Lisa-Marié Deetlefs

Personal information
- Born: 8 September 1987 (age 38) Johannesburg, South Africa
- Height: 1.69 m (5 ft 7 in)
- Weight: 63 kg (139 lb)

Sport
- Sport: Field hockey
- Position: Defender

Senior career
- Years: Team / Caps / Goals
- 2016–2019: Madikwe Rangers / - / -
- 2006-2019: Southern Gauteng / 17 / -

National team
- Years: Team / Caps / Goals
- 2007–present: South Africa / 285 / (44)

Medal record
Africa Cup of Nations
| Gold medal – first place | 2013 Nairobi |  |

= Lisa-Marié Deetlefs =

South African field hockey player

Lisa-Marié Deetlefs (born 8 September 1987) is a South African field hockey player for the South African national team.

==International career==
Lisa made her debut for South Africa in 2007 against Canada at Stellenbosch.

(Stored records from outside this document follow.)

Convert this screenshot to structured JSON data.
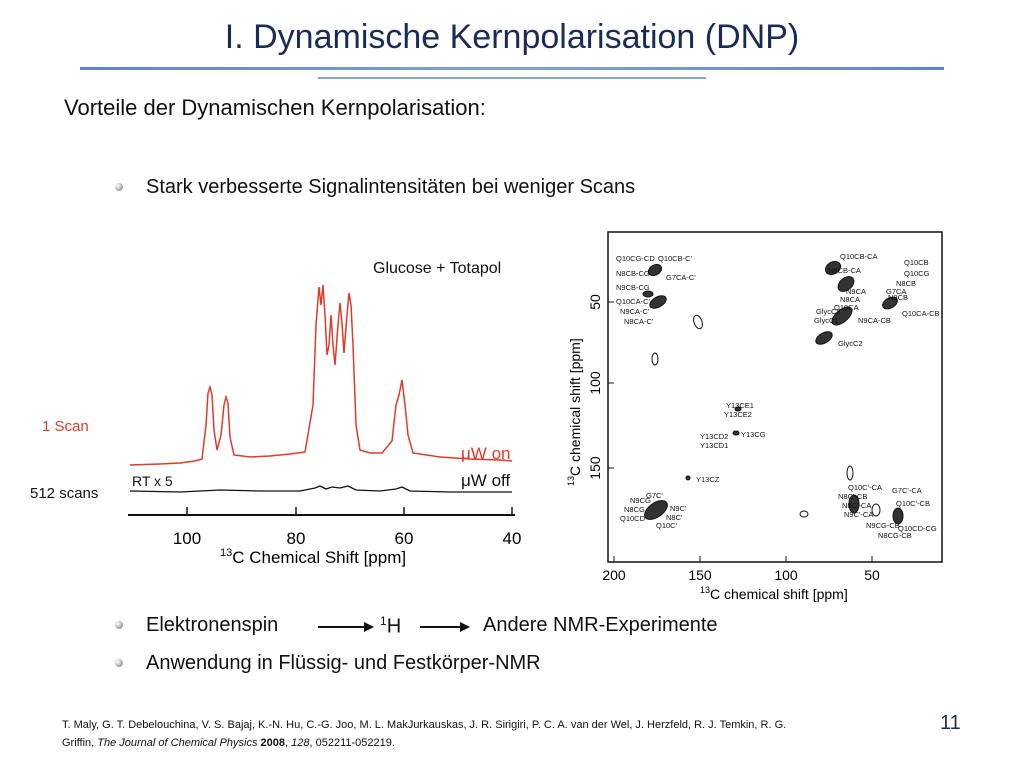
{
  "slide": {
    "title": "I. Dynamische Kernpolarisation (DNP)",
    "subheading": "Vorteile der Dynamischen Kernpolarisation:",
    "bullets": {
      "b1": "Stark verbesserte Signalintensitäten bei weniger Scans",
      "b2_a": "Elektronenspin",
      "b2_b_super": "1",
      "b2_b": "H",
      "b2_c": "Andere NMR-Experimente",
      "b3": "Anwendung in Flüssig- und Festkörper-NMR"
    },
    "citation": {
      "line1": "T. Maly, G. T. Debelouchina, V. S. Bajaj, K.-N. Hu, C.-G. Joo, M. L. MakJurkauskas, J. R. Sirigiri, P. C. A. van der Wel, J. Herzfeld, R. J. Temkin, R. G.",
      "authors_end": "Griffin, ",
      "journal": "The Journal of Chemical Physics",
      "year": "2008",
      "volume": "128",
      "pages": ", 052211-052219."
    },
    "page_number": "11",
    "side_labels": {
      "one_scan": "1 Scan",
      "scans_512": "512 scans"
    },
    "colors": {
      "title": "#1a2b55",
      "accent_rule": "#5b86c6",
      "uw_on": "#e03a2a",
      "uw_off": "#111111"
    }
  },
  "left_plot": {
    "label": "Glucose + Totapol",
    "rt_label": "RT x 5",
    "uw_on_prefix": "μ",
    "uw_on": "W on",
    "uw_off_prefix": "μ",
    "uw_off": "W off",
    "xlabel_super": "13",
    "xlabel": "C Chemical Shift [ppm]",
    "ticks": [
      "100",
      "80",
      "60",
      "40"
    ]
  },
  "right_plot": {
    "xlabel_super": "13",
    "xlabel": "C chemical shift [ppm]",
    "ylabel_super": "13",
    "ylabel": "C chemical shift [ppm]",
    "xticks": [
      "200",
      "150",
      "100",
      "50"
    ],
    "yticks": [
      "50",
      "100",
      "150"
    ],
    "annotations": {
      "q10_cg_cd": "Q10CG-CD",
      "q10_cb_c": "Q10CB-C'",
      "n8_cb_cg": "N8CB-CG",
      "g7_ca_c": "G7CA-C'",
      "n9_cb_cg": "N9CB-CG",
      "q10_ca_c": "Q10CA-C'",
      "n9_ca_c": "N9CA-C'",
      "n8_ca_c": "N8CA-C'",
      "q10_cb_ca": "Q10CB-CA",
      "q10_cb": "Q10CB",
      "n8_cb_ca": "N8CB-CA",
      "q10_cg": "Q10CG",
      "n8_cb": "N8CB",
      "g7_ca": "G7CA",
      "n9_cb": "N9CB",
      "n9_ca": "N9CA",
      "n8_ca": "N8CA",
      "q10_ca": "Q10CA",
      "glyc_c3": "GlycC3",
      "glyc_c1": "GlycC1",
      "n9_ca_cb": "N9CA-CB",
      "q10_ca_cb": "Q10CA-CB",
      "glyc_c2": "GlycC2",
      "y13_ce1": "Y13CE1",
      "y13_ce2": "Y13CE2",
      "y13_cg": "Y13CG",
      "y13_cd2": "Y13CD2",
      "y13_cd1": "Y13CD1",
      "y13_cz": "Y13CZ",
      "g7_c": "G7C'",
      "n9_cg": "N9CG",
      "n8_cg": "N8CG",
      "q10_cd": "Q10CD",
      "n9_c": "N9C'",
      "n8_c": "N8C'",
      "q10_c": "Q10C'",
      "q10_c_ca": "Q10C'-CA",
      "g7_c_ca": "G7C'-CA",
      "n8_c_cb": "N8C'-CB",
      "q10_c_cb": "Q10C'-CB",
      "n8_c_ca": "N8C'-CA",
      "n9_c_ca": "N9C'-CA",
      "n9_cg_cb": "N9CG-CB",
      "q10_cd_cg": "Q10CD-CG",
      "n8_cg_cb": "N8CG-CB"
    }
  }
}
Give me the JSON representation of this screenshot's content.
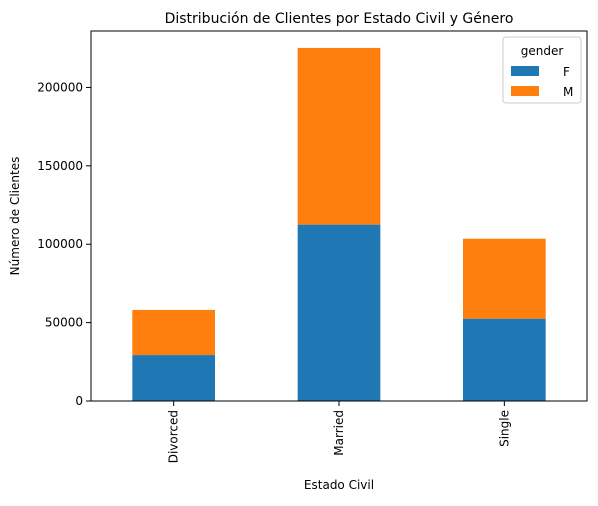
{
  "chart_data": {
    "type": "bar",
    "stacked": true,
    "title": "Distribución de Clientes por Estado Civil y Género",
    "xlabel": "Estado Civil",
    "ylabel": "Número de Clientes",
    "categories": [
      "Divorced",
      "Married",
      "Single"
    ],
    "series": [
      {
        "name": "F",
        "color": "#1f77b4",
        "values": [
          29300,
          112500,
          52500
        ]
      },
      {
        "name": "M",
        "color": "#ff7f0e",
        "values": [
          28800,
          112700,
          51000
        ]
      }
    ],
    "yticks": [
      0,
      50000,
      100000,
      150000,
      200000
    ],
    "ylim": [
      0,
      236000
    ],
    "grid": false,
    "legend": {
      "title": "gender",
      "placement": "top-right"
    }
  }
}
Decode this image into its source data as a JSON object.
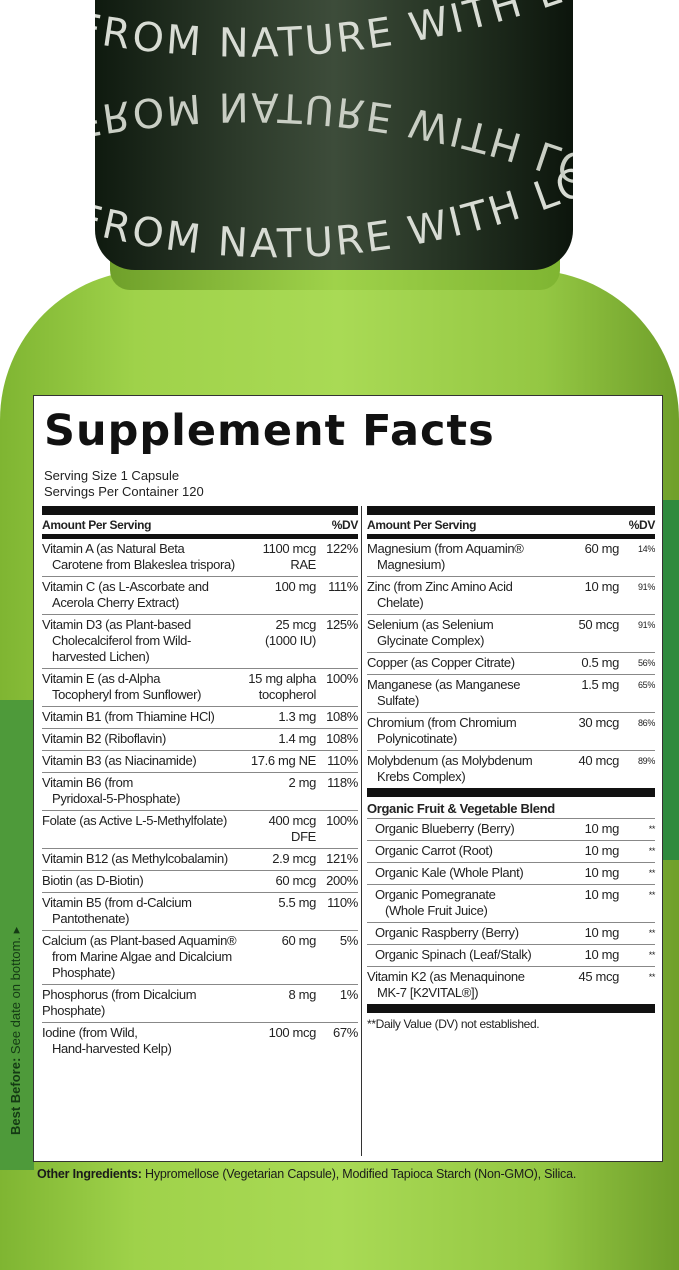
{
  "cap": {
    "text": "FROM NATURE WITH LOVE",
    "color": "#1c2a1c"
  },
  "bottle": {
    "color": "#9fd24a"
  },
  "side_text": {
    "label": "Best Before:",
    "value": "See date on bottom."
  },
  "facts": {
    "title": "Supplement Facts",
    "serving_size": "Serving Size 1 Capsule",
    "servings_per_container": "Servings Per Container 120",
    "header_amount": "Amount Per Serving",
    "header_dv": "%DV",
    "left_rows": [
      {
        "name": "Vitamin A (as Natural Beta",
        "cont": "Carotene from Blakeslea trispora)",
        "amount": "1100 mcg",
        "amount2": "RAE",
        "dv": "122%"
      },
      {
        "name": "Vitamin C (as L-Ascorbate and",
        "cont": "Acerola Cherry Extract)",
        "amount": "100 mg",
        "amount2": "",
        "dv": "111%"
      },
      {
        "name": "Vitamin D3 (as Plant-based",
        "cont": "Cholecalciferol from Wild-harvested Lichen)",
        "amount": "25 mcg",
        "amount2": "(1000 IU)",
        "dv": "125%"
      },
      {
        "name": "Vitamin E (as d-Alpha",
        "cont": "Tocopheryl from Sunflower)",
        "amount": "15 mg alpha",
        "amount2": "tocopherol",
        "dv": "100%"
      },
      {
        "name": "Vitamin B1 (from Thiamine HCl)",
        "cont": "",
        "amount": "1.3 mg",
        "amount2": "",
        "dv": "108%"
      },
      {
        "name": "Vitamin B2 (Riboflavin)",
        "cont": "",
        "amount": "1.4 mg",
        "amount2": "",
        "dv": "108%"
      },
      {
        "name": "Vitamin B3 (as Niacinamide)",
        "cont": "",
        "amount": "17.6 mg NE",
        "amount2": "",
        "dv": "110%"
      },
      {
        "name": "Vitamin B6 (from",
        "cont": "Pyridoxal-5-Phosphate)",
        "amount": "2 mg",
        "amount2": "",
        "dv": "118%"
      },
      {
        "name": "Folate (as Active L-5-Methylfolate)",
        "cont": "",
        "amount": "400 mcg",
        "amount2": "DFE",
        "dv": "100%"
      },
      {
        "name": "Vitamin B12 (as Methylcobalamin)",
        "cont": "",
        "amount": "2.9 mcg",
        "amount2": "",
        "dv": "121%"
      },
      {
        "name": "Biotin (as D-Biotin)",
        "cont": "",
        "amount": "60 mcg",
        "amount2": "",
        "dv": "200%"
      },
      {
        "name": "Vitamin B5 (from d-Calcium",
        "cont": "Pantothenate)",
        "amount": "5.5 mg",
        "amount2": "",
        "dv": "110%"
      },
      {
        "name": "Calcium (as Plant-based Aquamin®",
        "cont": "from Marine Algae and Dicalcium Phosphate)",
        "amount": "60 mg",
        "amount2": "",
        "dv": "5%"
      },
      {
        "name": "Phosphorus (from Dicalcium Phosphate)",
        "cont": "",
        "amount": "8 mg",
        "amount2": "",
        "dv": "1%"
      },
      {
        "name": "Iodine (from Wild,",
        "cont": "Hand-harvested Kelp)",
        "amount": "100 mcg",
        "amount2": "",
        "dv": "67%"
      }
    ],
    "right_rows": [
      {
        "name": "Magnesium (from Aquamin®",
        "cont": "Magnesium)",
        "amount": "60 mg",
        "dv": "14%"
      },
      {
        "name": "Zinc (from Zinc Amino Acid",
        "cont": "Chelate)",
        "amount": "10 mg",
        "dv": "91%"
      },
      {
        "name": "Selenium (as Selenium",
        "cont": "Glycinate Complex)",
        "amount": "50 mcg",
        "dv": "91%"
      },
      {
        "name": "Copper (as Copper Citrate)",
        "cont": "",
        "amount": "0.5 mg",
        "dv": "56%"
      },
      {
        "name": "Manganese (as Manganese",
        "cont": "Sulfate)",
        "amount": "1.5 mg",
        "dv": "65%"
      },
      {
        "name": "Chromium (from Chromium",
        "cont": "Polynicotinate)",
        "amount": "30 mcg",
        "dv": "86%"
      },
      {
        "name": "Molybdenum (as Molybdenum",
        "cont": "Krebs Complex)",
        "amount": "40 mcg",
        "dv": "89%"
      }
    ],
    "blend_title": "Organic Fruit & Vegetable Blend",
    "blend_rows": [
      {
        "name": "Organic Blueberry (Berry)",
        "cont": "",
        "amount": "10 mg",
        "dv": "**"
      },
      {
        "name": "Organic Carrot (Root)",
        "cont": "",
        "amount": "10 mg",
        "dv": "**"
      },
      {
        "name": "Organic Kale (Whole Plant)",
        "cont": "",
        "amount": "10 mg",
        "dv": "**"
      },
      {
        "name": "Organic Pomegranate",
        "cont": "(Whole Fruit Juice)",
        "amount": "10 mg",
        "dv": "**"
      },
      {
        "name": "Organic Raspberry (Berry)",
        "cont": "",
        "amount": "10 mg",
        "dv": "**"
      },
      {
        "name": "Organic Spinach (Leaf/Stalk)",
        "cont": "",
        "amount": "10 mg",
        "dv": "**"
      }
    ],
    "k2": {
      "name": "Vitamin K2 (as Menaquinone",
      "cont": "MK-7 [K2VITAL®])",
      "amount": "45 mcg",
      "dv": "**"
    },
    "footnote": "**Daily Value (DV) not established."
  },
  "other_ingredients": {
    "label": "Other Ingredients:",
    "value": "Hypromellose (Vegetarian Capsule), Modified Tapioca Starch (Non-GMO), Silica."
  }
}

She competed in the 2008 and 2012 Summer Olympics, 2010 Commonwealth Games, 2014 Commonwealth Games, 2018 Commonwealth Games and 2022 Commonwealth Games.

Lisa Deetlefs announces retirement from International Hockey on 24 August 2021, reversed her decision to retire from International hockey, 2022 Women's FIH Hockey World Cup.

==Personal life==
Lisa-Marie Deetlefs currently holds a position as head of hockey at St. Andrew's School for Girls in Johannesburg.